Tuesday 29 July 2008

Many Mays

To read some analyses, you would think that 1968 took place in the heads of a few Parisian intellectuals. We must therefore remember that it is the product of a long chain of world events, and of a series of currents on international thought, that already linked the emergence of new forms of struggle to the production of a new subjectivity, if only in the critique of centralism and its qualitative claims concerning the ‘quality of life’. On the level of world events we can briefly quote the experiment with self-management in Yugoslavia, the Czech Spring and its subsequent repression, the Vietnam War, the Algerian War and the question of networks, but we can also point to the signs of a ‘new class’ (the new working class), the emergence of farmers’ or students’ unions, the so-called institutional psychiatric and educational centres, and so on.
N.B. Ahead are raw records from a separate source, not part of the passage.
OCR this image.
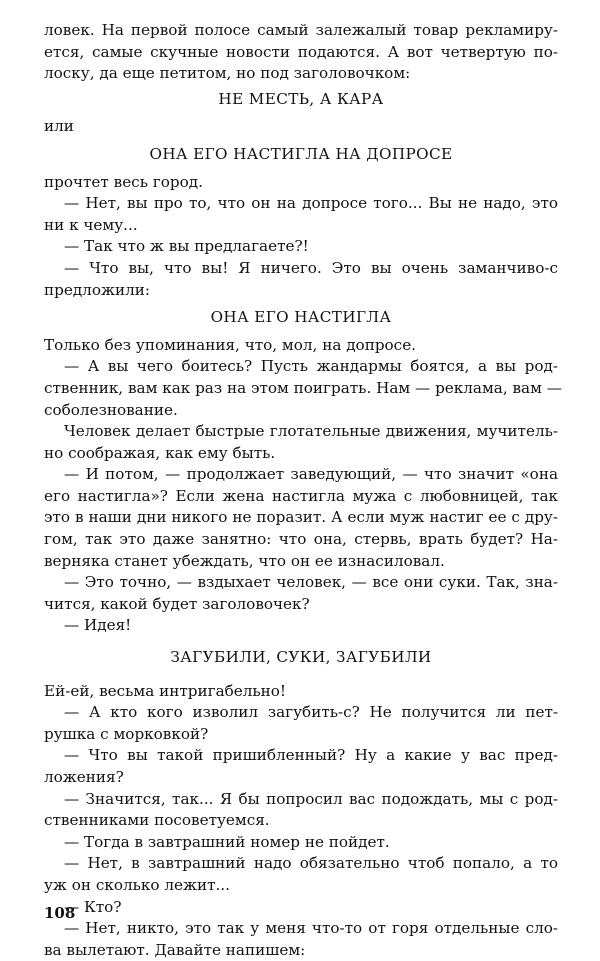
ловек. На первой полосе самый залежалый товар рекламиру-
ется, самые скучные новости подаются. А вот четвертую по-
лоску, да еще петитом, но под заголовочком:
НЕ МЕСТЬ, А КАРА
или
ОНА ЕГО НАСТИГЛА НА ДОПРОСЕ
прочтет весь город.
— Нет, вы про то, что он на допросе того... Вы не надо, это
ни к чему...
— Так что ж вы предлагаете?!
— Что вы, что вы! Я ничего. Это вы очень заманчиво-с
предложили:
ОНА ЕГО НАСТИГЛА
Только без упоминания, что, мол, на допросе.
— А вы чего боитесь? Пусть жандармы боятся, а вы род-
ственник, вам как раз на этом поиграть. Нам — реклама, вам —
соболезнование.
Человек делает быстрые глотательные движения, мучитель-
но соображая, как ему быть.
— И потом, — продолжает заведующий, — что значит «она
его настигла»? Если жена настигла мужа с любовницей, так
это в наши дни никого не поразит. А если муж настиг ее с дру-
гом, так это даже занятно: что она, стервь, врать будет? На-
верняка станет убеждать, что он ее изнасиловал.
— Это точно, — вздыхает человек, — все они суки. Так, зна-
чится, какой будет заголовочек?
— Идея!
ЗАГУБИЛИ, СУКИ, ЗАГУБИЛИ
Ей-ей, весьма интригабельно!
— А кто кого изволил загубить-с? Не получится ли пет-
рушка с морковкой?
— Что вы такой пришибленный? Ну а какие у вас пред-
ложения?
— Значится, так... Я бы попросил вас подождать, мы с род-
ственниками посоветуемся.
— Тогда в завтрашний номер не пойдет.
— Нет, в завтрашний надо обязательно чтоб попало, а то
уж он сколько лежит...
— Кто?
— Нет, никто, это так у меня что-то от горя отдельные сло-
ва вылетают. Давайте напишем:
108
On the level of currents of thought we must no doubt go back to Lukács, whose History and Class Consciousness was already raising questions to do with a new subjectivity; then the Frankfurt school, Italian Marxism and the first signs of ‘autonomy’ (Tronti); the reflection that revolved around Sartre on the question of the new working class (Gorz); the groups such as ‘Socialism or Barbarism’, ‘Situationism’, ‘the Communist Way’ (especially Félix Guattari and the ‘micropolitics of desire’). Certain currents and events have continued to make their influence felt.
Deleuze, Foucault (1988: 150 n.45)

My (late) contribution to the May 68 "celebrations": the monstrous coupling Lukács-Deleuze.